With the defeat of the Owens Valley resistance movement during the late 1920s, the valley’s dwindling population entered into a state of acquiescence as the City of Los Angeles’ “water colony.” By the beginning of the 1930s, nearly fifty miles of the Owens River was dry and by 1926 Owens Lake had been completely drained. Ninety-five percent of all previous privately owned farms, ranchland, commercial town sites, and buildings were now owned by the City of Los Angeles. Although the 1931 County of Origin statute protected other regions in California from a similar fate, the damage in Owens Valley was already complete.

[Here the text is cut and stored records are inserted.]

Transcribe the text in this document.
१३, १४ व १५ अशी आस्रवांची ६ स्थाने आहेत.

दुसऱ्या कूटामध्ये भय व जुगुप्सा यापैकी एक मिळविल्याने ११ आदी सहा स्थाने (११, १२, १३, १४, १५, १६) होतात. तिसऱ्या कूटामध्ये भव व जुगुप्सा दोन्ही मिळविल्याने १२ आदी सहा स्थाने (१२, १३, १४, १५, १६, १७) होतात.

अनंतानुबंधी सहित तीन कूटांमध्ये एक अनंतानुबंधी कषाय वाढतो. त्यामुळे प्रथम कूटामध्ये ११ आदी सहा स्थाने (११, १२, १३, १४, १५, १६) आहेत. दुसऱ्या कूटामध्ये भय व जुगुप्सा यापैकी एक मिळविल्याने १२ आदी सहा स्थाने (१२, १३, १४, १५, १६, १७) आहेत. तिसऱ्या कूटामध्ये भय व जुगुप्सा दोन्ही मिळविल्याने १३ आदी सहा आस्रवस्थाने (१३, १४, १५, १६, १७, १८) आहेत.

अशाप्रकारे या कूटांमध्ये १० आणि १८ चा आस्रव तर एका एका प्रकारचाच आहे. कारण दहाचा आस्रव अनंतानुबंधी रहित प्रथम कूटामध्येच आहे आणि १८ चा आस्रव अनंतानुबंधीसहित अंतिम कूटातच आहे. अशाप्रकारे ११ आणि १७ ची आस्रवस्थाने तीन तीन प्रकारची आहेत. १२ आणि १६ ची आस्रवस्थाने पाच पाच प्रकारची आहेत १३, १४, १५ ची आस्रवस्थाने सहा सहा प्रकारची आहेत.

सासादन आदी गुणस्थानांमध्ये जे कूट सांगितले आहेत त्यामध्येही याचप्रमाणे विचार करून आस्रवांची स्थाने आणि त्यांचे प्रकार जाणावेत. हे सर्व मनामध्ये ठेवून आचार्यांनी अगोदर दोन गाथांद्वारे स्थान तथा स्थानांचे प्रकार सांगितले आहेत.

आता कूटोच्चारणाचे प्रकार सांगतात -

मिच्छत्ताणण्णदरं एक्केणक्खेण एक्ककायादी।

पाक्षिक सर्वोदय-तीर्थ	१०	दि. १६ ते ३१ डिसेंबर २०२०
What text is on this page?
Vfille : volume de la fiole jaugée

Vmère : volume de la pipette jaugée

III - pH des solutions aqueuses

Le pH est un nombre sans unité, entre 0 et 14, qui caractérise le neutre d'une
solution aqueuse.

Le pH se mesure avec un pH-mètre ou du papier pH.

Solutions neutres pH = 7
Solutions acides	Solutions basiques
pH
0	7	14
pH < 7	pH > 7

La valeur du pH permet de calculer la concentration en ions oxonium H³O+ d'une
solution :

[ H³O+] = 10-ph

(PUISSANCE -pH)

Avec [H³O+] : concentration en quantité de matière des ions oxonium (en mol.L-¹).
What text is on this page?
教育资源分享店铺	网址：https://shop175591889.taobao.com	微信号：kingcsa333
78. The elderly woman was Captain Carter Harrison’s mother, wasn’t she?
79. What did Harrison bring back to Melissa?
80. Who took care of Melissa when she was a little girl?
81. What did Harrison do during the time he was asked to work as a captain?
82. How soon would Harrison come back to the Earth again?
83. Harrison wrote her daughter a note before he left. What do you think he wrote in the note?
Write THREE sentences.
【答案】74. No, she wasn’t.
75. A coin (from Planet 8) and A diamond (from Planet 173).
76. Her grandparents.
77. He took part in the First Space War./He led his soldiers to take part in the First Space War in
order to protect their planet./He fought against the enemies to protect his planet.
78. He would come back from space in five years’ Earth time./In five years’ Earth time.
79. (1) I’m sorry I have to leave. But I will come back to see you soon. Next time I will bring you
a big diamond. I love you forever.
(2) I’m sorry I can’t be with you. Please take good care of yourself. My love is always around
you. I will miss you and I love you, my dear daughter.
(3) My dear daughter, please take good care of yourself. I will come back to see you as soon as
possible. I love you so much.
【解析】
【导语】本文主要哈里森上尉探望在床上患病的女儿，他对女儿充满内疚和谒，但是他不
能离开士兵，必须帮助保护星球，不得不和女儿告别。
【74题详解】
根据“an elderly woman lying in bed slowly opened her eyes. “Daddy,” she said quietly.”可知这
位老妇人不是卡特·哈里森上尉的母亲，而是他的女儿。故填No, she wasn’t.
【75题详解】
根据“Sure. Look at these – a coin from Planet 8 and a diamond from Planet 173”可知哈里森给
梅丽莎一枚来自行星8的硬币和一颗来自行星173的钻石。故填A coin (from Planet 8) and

Over time, as the region transitioned, a new economic model began to sustain the valley’s rural communities based on tourism rather than agriculture. Instead of providing agricultural products and other commodities, the region now utilized the majestic Eastern Sierra as the scenic backdrop for sports fishing, hiking, camping, and other outdoor activities. Father John L. Crowley, a popular Catholic priest known locally as “the desert padre” is credited in recognizing and promoting the region’s potential for environmental tourism.
The City of Los Angele continued with the necessary steps to increase its interminable water supply demands. By 1940, LADWP completed an eleven-mile tunnel connecting the Mono Basin with the upper Owens River in Long Valley that raised the aqueduct’s capacity by 35 percent. Concurrently, a group of Bishop Ranchers initiated a legal fight to protect the “Bishop Cone” area from LADWP groundwater pumping and won.
In 1963, the City of Los Angeles approved plans to construct its “second barrel” aqueduct with a capacity of 290 CFS or 300,000 acre-feet per year (in contrast, the initial aqueduct constructed in 1913 has a capacity of 485 CFS).[1] This would increase the amount of water LADWP could export from the Eastern Sierra by 50 percent from three sources: increased surface flows from the Mono Basin and the Owens Valley, reduced irrigation on city-owned properties in Owens and Mono counties, and increased groundwater pumping within Owens Valley.
Groundwater pumping activities began in the valley as early as 1918 when Mulholland determined that surface flows, namely the entire flow of the Owens River and its associated inflows, were not enough to supply his thirsty, growing metropolis well into the future.[2] Even with this supplemental pumping, large swaths of healthy groundwater-dependent native vegetation continued to cover the valley floor up to 1970.
Unfortunately, the Owens Valley landscape began to drastically change when the “second barrel” became operational in 1972. By this time LADWP had begun substantially increasing its groundwater pumping for export. Native vegetation and meadow ecosystems dependent on shallow groundwater began to wither and were replaced by opportunist invasive weed species. Once verdant meadows became desertified as natural springs, seeps, and wetlands disappeared.[3] Previously productive agricultural land returned to arid desert scrub. Mature, stately trees lining the town streets that never required additional watering in the past began to die. Dust storms occurred at more regular intervals in areas far north and south of the dry Owens lakebed. Community residents became agitated at what they saw around them and began to take action—urging officials to follow suit thus initiating an era of ligation between Inyo County and the City of Los Angeles that lasted more than twenty-five years.
Track Credits
Photograph of John Pugh’s controversial 2005 mural, “Drain,” located at 400 W Line St, Bishop, California. Music: Glen Jones, “A Geranium for Mano-A-Mano” (Creative Commons license).
FOOTNOTES (click to open/close)
[1] “Los Angeles Aqueduct Facts & History,” LADWP, accessed October 5, 2012, https://www.ladwp.com/ladwp/faces/ladwp/aboutus/a-power/a-p-factandfigures.
[2] William Kahrl, Water and Power: The Conflict Over Los Angeles’ Water Supply in the Owens Valley (Berkeley: University of California Press, 1982), 254.
[3] Generally, the alkali meadow habitat found within the Owens Valley relies on shallow groundwater to survive. In contrast, grasslands, which are not naturally present in Owens Valley, are precipitation dependent. Owens Valley is in the rain-shadow of the Sierra Nevada so it receives very little rainfall. For more information on this topic, see C.J. Klingler, “A brief overview: recent Owens Valley water history and the OVC,” and Daniel Pritchett, “Desertification as usual: groundwater management under the Inyo-LA Long Term Water Agreement.”